BC indica que fim do ciclo de alta da Selic se aproxima, enquanto só uma recessão pode frear inflação nos EUA, diz Pedro Jobim, da Legacy

Para o economista-chefe da gestora, até que haja uma recessão nos Estados Unidos, o Brasil pode seguir se beneficiando do fluxo de capital estrangeiro

Por  Bruna Furlani -

Em meio a idas e vindas nas negociações entre Rússia e Ucrânia, e diante da intensificação das pressões inflacionárias que agravam um quadro preocupante da política monetária no Brasil, o Banco Central sinalizou corretamente que o fim do ciclo de juros está próximo. E mais: a dose de juro real adotada pelo BC é suficiente para aguentar os choques de inflação.

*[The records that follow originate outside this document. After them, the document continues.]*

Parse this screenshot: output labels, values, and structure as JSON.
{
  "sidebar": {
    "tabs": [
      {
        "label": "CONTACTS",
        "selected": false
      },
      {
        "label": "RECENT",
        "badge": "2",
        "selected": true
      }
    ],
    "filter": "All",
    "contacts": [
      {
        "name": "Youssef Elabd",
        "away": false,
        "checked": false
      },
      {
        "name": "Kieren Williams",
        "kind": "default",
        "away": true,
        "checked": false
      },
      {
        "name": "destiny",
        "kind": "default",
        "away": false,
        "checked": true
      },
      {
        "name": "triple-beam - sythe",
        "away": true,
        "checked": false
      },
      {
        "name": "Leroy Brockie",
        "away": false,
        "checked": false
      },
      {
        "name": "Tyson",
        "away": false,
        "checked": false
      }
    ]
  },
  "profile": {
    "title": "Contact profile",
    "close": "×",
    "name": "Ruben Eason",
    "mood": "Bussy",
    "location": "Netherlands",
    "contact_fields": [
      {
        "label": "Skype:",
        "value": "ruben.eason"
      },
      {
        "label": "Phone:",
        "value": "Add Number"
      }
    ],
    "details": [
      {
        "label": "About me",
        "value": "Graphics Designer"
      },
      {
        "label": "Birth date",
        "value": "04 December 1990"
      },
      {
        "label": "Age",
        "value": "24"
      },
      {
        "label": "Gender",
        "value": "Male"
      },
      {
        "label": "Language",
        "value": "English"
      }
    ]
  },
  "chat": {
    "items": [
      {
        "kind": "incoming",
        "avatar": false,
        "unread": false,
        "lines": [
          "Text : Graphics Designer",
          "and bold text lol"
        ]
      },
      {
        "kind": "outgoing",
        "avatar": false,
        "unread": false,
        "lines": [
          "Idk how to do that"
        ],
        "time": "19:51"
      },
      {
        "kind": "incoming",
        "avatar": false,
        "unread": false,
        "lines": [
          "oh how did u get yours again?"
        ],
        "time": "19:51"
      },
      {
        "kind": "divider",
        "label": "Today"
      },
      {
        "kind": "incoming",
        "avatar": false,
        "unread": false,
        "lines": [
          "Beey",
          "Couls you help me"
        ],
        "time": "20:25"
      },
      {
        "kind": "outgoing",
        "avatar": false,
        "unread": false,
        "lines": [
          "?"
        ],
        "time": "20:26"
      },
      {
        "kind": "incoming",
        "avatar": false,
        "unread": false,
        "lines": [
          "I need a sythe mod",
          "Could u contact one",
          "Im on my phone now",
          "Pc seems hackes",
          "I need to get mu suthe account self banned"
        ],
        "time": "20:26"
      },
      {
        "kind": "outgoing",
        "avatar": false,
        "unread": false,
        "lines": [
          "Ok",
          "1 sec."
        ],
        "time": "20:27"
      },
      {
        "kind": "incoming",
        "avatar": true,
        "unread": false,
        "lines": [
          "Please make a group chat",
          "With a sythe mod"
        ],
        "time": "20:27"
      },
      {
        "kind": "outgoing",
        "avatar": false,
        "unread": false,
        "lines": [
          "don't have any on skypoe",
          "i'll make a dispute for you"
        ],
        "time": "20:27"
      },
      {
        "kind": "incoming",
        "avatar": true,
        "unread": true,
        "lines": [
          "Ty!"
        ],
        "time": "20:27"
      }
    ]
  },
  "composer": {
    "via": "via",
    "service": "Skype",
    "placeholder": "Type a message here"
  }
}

Essa, pelo menos, é a visão de Pedro Jobim, sócio e economista-chefe da gestora Legacy Capital.

Jobim não descarta a possibilidade de que o Banco Central tenha que estender um pouco mais o ciclo. Mas diz que vê como bastante remota a chance de que a alta da Selic vá até o segundo semestre deste ano. “O juro no Brasil já está bastante alto. Depois de um tempo, fica contraproducente e as metas têm espaço para acomodar isso”, diz.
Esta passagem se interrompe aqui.